REP. PATRICIA SCHROEDER is attracting quite a bit of discussion for her ``emotional'' performance this week when she announced she would not be a presidential candidate. For ``emotional,'' read ``tearful.''

As she made public her decision at a press conference, her voice wavered, her face cracked, and she broke into tears.

For a presidential contender, or near-contender, it was about as emotional an outburst as Ed Muskie's during the 1972 campaign in New Hampshire. Rebutting an attack on his wife, Senator Muskie was photographed racked and wet-faced in falling snow. Whether the moisture was really tears or simply glistening snowflakes has been debated. But the perception was of ``weakness''; his campaign languished and failed.

Why were Mrs. Schroeder's tears so apparently embarrassing to so many TV viewers?

Was it because they connoted weakness? Are presidents and would-be presidents not supposed to cry? That cannot be. President Reagan on a number of moving public occasions has been hard pressed to hold back the tears, and few seem to have faulted him. I have seen very strong men (and women) in government weep over examples of extreme heroism, or in times of great anguish, such as the loss of United States marines in Lebanon, without for a moment lessening their image of inherent strength.

Why, then, the debate over Schroeder?

Is it chauvinist-driven? Is it acceptable for men in public office to be tearful, but not for women? Lt. Col. Oliver North can bite his lip for the television cameras and hold back tears and be acclaimed a hero. Schroeder sheds a tear and is dubbed a wimp.

Yet it cannot all be ascribed to chauvinism; some of Schroeder's toughest critics are women. They bridle over her letting down the women's side - of reinforcing basic stereotypes about women being emotional and unable to make tough decisions.

Says one: ``If a woman is ever going to be elected president of this country - and one will - she's going to have to project more strength than a man. That may be unfair, but that's the way it is. The men of this country are not going to vote for a woman who looks like she might break down and sob when she can't get an arms control agreement with Gorbachev.''

Two other male would-be presidents backed out of the campaign without being publicly tearful.

Sen. Joseph Biden may have shed no tears, but he was certainly emotional, and angry. Did the viewers conclude that his lack of composure - aside from his other errors of judgment and truthfulness - made him ineligible anyway?

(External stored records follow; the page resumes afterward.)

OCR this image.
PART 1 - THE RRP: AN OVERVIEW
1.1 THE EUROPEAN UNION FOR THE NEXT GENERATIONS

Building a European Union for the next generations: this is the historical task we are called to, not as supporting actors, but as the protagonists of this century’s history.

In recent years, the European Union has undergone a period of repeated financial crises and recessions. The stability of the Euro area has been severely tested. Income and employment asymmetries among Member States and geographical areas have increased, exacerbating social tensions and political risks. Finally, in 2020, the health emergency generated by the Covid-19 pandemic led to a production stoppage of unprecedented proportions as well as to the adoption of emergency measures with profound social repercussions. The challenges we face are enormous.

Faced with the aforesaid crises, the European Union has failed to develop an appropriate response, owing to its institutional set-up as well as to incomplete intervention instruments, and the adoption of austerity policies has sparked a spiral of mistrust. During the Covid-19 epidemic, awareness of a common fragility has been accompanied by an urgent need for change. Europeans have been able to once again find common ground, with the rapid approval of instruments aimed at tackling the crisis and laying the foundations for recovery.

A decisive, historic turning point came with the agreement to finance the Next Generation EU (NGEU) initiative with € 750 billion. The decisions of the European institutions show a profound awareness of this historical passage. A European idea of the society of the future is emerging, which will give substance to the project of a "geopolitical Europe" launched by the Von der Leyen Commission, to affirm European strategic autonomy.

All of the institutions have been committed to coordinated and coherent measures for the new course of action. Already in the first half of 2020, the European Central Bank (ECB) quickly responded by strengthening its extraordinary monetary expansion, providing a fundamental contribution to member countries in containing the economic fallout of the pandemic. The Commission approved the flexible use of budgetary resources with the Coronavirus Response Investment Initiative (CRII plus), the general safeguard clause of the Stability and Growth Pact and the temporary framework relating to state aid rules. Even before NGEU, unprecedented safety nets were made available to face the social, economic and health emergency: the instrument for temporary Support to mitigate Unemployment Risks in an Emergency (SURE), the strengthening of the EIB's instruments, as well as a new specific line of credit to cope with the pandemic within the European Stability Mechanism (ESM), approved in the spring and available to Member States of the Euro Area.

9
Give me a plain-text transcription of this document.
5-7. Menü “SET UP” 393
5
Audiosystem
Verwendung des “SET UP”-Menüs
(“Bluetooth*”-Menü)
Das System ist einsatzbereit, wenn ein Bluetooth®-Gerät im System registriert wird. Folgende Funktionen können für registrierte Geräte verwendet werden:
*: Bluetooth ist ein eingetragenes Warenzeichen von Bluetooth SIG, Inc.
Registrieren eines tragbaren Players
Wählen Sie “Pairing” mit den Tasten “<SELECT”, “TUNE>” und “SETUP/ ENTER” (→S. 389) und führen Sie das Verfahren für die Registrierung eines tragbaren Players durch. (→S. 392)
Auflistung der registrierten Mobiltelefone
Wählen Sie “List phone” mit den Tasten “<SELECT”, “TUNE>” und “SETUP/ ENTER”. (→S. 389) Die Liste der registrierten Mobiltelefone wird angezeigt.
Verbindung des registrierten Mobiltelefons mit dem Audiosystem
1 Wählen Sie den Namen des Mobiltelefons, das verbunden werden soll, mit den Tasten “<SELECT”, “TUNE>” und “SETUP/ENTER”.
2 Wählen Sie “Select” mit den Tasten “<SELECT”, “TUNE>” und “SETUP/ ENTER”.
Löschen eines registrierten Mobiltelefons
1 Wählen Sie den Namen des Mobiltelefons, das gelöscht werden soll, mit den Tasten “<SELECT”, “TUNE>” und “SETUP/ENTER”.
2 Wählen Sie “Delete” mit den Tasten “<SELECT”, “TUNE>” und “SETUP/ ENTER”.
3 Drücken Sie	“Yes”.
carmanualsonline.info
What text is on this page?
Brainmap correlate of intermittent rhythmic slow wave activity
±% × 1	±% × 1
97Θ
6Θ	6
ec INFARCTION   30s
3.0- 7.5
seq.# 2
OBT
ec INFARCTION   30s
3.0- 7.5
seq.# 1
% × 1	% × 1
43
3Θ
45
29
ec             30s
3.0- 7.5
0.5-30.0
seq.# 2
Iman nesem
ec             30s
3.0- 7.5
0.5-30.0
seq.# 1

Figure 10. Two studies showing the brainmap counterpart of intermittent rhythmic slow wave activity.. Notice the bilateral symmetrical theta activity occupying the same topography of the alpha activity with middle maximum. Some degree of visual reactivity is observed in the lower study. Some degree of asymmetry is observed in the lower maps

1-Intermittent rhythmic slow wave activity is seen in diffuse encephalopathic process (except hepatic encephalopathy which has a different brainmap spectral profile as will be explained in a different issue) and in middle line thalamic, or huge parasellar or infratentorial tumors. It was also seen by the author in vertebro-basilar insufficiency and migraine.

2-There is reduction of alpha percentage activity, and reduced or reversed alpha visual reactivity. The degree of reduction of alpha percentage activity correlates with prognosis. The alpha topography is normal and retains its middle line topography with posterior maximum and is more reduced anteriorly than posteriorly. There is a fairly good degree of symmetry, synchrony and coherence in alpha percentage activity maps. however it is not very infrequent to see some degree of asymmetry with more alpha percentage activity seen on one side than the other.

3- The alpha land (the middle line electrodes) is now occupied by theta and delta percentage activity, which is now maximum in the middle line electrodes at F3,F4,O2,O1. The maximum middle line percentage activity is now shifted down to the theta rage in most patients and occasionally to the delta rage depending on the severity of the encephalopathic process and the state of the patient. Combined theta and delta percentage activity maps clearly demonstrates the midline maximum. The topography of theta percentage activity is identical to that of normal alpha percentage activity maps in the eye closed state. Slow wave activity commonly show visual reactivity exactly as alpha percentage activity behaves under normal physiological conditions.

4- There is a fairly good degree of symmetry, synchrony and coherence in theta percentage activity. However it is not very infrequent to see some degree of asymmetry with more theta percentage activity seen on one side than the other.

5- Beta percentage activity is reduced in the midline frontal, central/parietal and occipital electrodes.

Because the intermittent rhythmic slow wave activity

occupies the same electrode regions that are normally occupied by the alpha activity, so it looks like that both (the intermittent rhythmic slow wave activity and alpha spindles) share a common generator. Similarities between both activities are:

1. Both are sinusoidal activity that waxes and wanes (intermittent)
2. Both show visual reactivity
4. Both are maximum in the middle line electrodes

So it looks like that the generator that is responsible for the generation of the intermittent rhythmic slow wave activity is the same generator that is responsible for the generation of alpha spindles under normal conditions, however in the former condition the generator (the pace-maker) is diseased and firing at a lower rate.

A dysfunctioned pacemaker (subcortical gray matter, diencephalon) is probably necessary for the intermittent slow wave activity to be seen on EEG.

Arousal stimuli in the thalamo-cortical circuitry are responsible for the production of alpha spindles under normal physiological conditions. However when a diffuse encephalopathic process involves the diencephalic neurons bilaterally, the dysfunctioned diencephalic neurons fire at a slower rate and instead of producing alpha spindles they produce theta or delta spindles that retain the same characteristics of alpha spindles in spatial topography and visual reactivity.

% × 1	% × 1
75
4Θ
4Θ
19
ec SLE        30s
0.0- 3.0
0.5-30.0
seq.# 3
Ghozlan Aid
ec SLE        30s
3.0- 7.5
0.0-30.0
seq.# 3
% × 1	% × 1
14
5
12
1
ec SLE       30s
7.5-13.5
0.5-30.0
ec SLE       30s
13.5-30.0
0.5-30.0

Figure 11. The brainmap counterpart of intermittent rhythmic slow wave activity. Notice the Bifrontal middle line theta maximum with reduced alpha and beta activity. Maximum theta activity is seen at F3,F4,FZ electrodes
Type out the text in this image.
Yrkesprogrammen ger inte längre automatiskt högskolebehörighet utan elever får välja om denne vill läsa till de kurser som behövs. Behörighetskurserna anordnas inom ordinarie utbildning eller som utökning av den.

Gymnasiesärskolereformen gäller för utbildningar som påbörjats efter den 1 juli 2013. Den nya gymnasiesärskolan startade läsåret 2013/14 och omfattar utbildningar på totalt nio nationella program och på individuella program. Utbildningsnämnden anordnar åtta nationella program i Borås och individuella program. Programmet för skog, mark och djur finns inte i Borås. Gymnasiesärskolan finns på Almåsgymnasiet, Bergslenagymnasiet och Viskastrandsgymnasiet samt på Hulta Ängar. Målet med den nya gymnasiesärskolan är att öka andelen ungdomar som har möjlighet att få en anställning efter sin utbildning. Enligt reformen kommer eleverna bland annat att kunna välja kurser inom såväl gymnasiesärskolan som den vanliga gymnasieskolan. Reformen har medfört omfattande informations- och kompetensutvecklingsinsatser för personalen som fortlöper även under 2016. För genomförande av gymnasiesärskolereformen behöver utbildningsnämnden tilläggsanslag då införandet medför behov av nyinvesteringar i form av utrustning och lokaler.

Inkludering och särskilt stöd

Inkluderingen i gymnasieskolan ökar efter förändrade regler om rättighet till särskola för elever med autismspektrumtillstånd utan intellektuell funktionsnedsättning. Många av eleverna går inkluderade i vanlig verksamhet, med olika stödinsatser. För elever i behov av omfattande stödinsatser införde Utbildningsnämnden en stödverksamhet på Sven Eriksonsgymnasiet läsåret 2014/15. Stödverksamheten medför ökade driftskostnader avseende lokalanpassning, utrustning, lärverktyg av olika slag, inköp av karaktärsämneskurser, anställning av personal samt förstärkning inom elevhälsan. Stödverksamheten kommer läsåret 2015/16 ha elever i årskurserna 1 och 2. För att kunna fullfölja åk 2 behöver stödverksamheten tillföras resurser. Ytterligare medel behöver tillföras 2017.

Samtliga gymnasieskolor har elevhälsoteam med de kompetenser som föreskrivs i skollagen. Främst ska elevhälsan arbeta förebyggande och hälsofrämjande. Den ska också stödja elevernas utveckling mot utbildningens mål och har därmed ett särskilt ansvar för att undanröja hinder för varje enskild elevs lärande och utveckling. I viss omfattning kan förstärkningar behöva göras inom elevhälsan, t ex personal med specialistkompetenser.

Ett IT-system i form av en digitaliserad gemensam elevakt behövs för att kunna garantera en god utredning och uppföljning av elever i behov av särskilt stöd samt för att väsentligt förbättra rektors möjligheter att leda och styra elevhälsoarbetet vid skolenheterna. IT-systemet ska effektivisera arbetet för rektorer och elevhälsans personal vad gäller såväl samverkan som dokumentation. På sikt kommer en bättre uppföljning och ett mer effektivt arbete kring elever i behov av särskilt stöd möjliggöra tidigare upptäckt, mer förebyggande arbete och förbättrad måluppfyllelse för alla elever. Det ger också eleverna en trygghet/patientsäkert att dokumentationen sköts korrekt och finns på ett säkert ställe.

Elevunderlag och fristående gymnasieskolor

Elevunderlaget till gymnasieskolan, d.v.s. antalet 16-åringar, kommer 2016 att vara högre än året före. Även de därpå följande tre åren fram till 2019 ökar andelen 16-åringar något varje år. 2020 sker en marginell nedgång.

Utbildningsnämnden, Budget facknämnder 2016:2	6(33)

Sen. Gary Hart remained tight-jawed and dry-eyed. But at least in his ABC ``Nightline'' interview, he seemed to dissemble and prevaricate. Was not this lack of forthrightness a more damning negative than Schroeder's momentary lapse into tearfulness?

``Some people,'' says one woman in government, ``are simply more emotional than others. It has nothing to do with strength or weakness.''

Perhaps the fairest comparison is between Schroeder and other women leaders. Britain's Prime Minister Margaret Thatcher, for instance, is more likely to reduce reporters to tears than break into tears herself.

On the US scene, it is difficult to imagine Republican Jeane Kirkpatrick in public tears. And surely most Americans would give Democrat Geraldine Ferraro high marks for her gutsy and dry-eyed aplomb when her family and record were under attack. Unfair or not, in a political age where image is key, the path to the White House for a woman is probably still best unsodden by tears.